On Oct. 8-9, Europeans outdoors around midnight were amazed when a flurry of faint meteors filled the sky.
“It was a strong outburst of the annual Draconid meteor shower,” reports Jure Atanackov, a member of the International Meteor Organization who witnessed the display from Slovenia. Between 22:00 UT (Oct. 8) and 01:00 UT (Oct. 9), dark-sky meteor rates exceeded 100 per hour. In eastern France, Tioga Gulon saw “1 to 2 meteors per minute,” many of them shown here in an image stacked with frames from his video camera:
“It was a rare and impressive event,” says Atanackov.
It could easily have been 10 times more impressive. In fact, Earth narrowly dodged a meteor storm.
The European outburst occurred as Earth skirted a filament of debris from Comet 21P/Giacobini-Zinner. If that filament had shifted in our direction by a mere 0.005 AU (~500,000 miles), Earth would have experienced a worldwide storm of 1000+ meteors per hour. These conclusions are based on a computer model of the comet’s debris field from the University of Western Ontario’s Meteor Physics Group. Here it is, showing Earth shooting the gap between two filaments of comet dust:
Western Ontario postdoctoral researcher Auriane Egal created the model and predicted the outburst before it happened. Egal’s model was in good agreement with a rival model from NASA, so confidence was high. Meteors seen over Europe came from the larger filament on the right.
According to the models, Earth’s L1 and L2 Lagrange points were both forecast to have storm-level activity–especially L2 which would experience the Earth-equivalent of 4000+ meteors per hour. This prompted NASA to take a close look at the danger to spacecraft.
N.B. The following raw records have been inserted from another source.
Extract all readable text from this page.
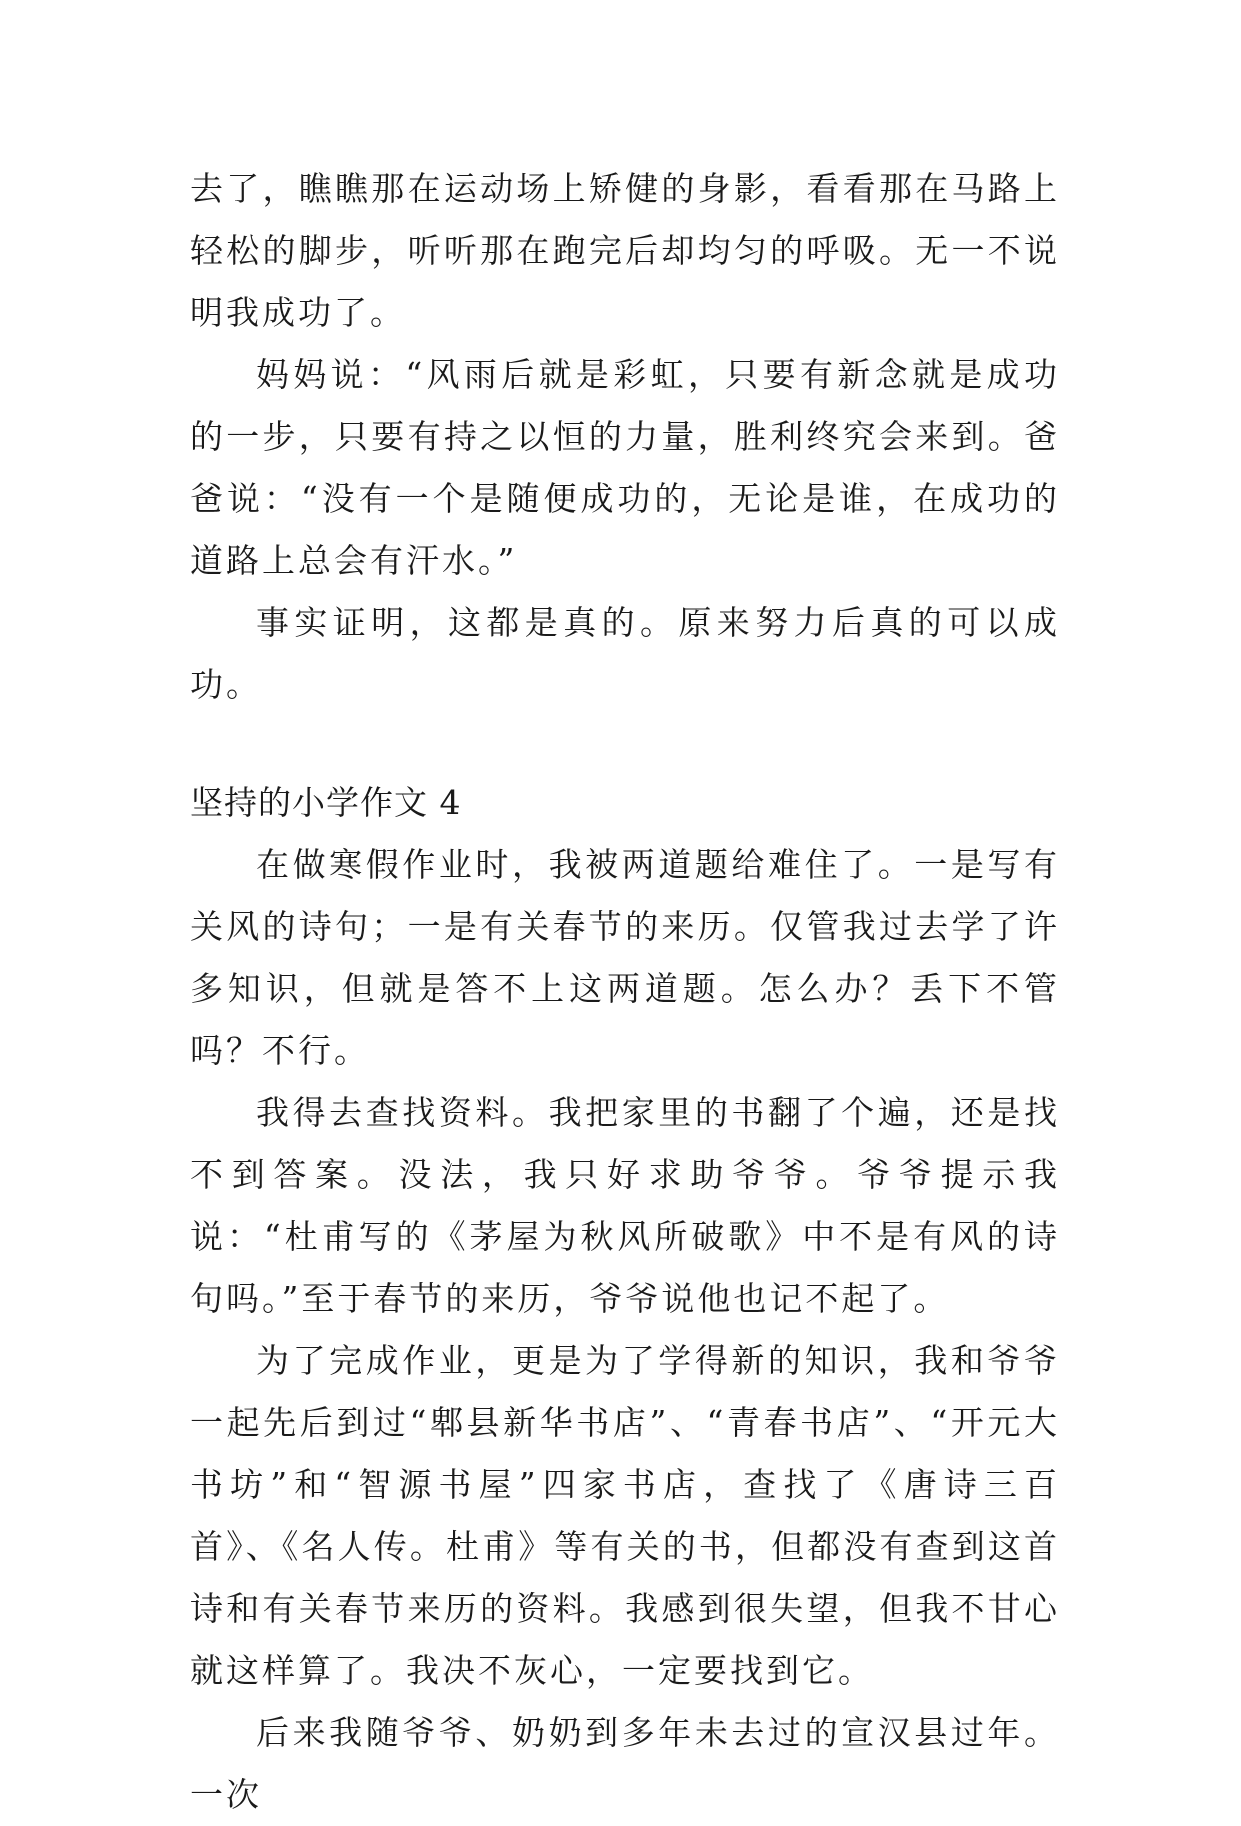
去了，瞧瞧那在运动场上矫健的身影，看看那在马路上轻松的脚步，听听那在跑完后却均匀的呼吸。无一不说明我成功了。

妈妈说：“风雨后就是彩虹，只要有新念就是成功的一步，只要有持之以恒的力量，胜利终究会来到。爸爸说：“没有一个是随便成功的，无论是谁，在成功的道路上总会有汗水。”

事实证明，这都是真的。原来努力后真的可以成功。

坚持的小学作文 4

在做寒假作业时，我被两道题给难住了。一是写有关风的诗句；一是有关春节的来历。仅管我过去学了许多知识，但就是答不上这两道题。怎么办？丢下不管吗？不行。

我得去查找资料。我把家里的书翻了个遍，还是找不到答案。没法，我只好求助爷爷。爷爷提示我说：“杜甫写的《茅屋为秋风所破歌》中不是有风的诗句吗。”至于春节的来历，爷爷说他也记不起了。

为了完成作业，更是为了学得新的知识，我和爷爷一起先后到过“郫县新华书店”、“青春书店”、“开元大书坊”和“智源书屋”四家书店，查找了《唐诗三百首》、《名人传。杜甫》等有关的书，但都没有查到这首诗和有关春节来历的资料。我感到很失望，但我不甘心就这样算了。我决不灰心，一定要找到它。

后来我随爷爷、奶奶到多年未去过的宣汉县过年。一次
“The US has four space weather spacecraft at L1: ACE, SOHO, Wind, and DSCOVR,” says Bill Cooke of NASA’s Meteoroid Environment Office. “There is only one operational spacecraft at L2 – the European Space Agency’s GAIA – which was where most of the Draconid activity was expected to take place. GAIA shut down science operations for a few hours around the projected storm peak and re-oriented to turn the hard side of the vehicle towards the incoming debris. All of the spacecraft came through the Draconids without incident, and this shower provided a good test of our ability to forecast meteor activity outside of Earth orbit.”
Many readers have wondered if the outburst has anything to do with Comet 21P/Giacobini-Zinner’s close approach to Earth last month. “No,” says Cooke. “The models show the outburst experienced at Earth was mainly caused by material ejected from the comet from 1945 to the mid 1960’s. The meteoroids were more than half a century old.”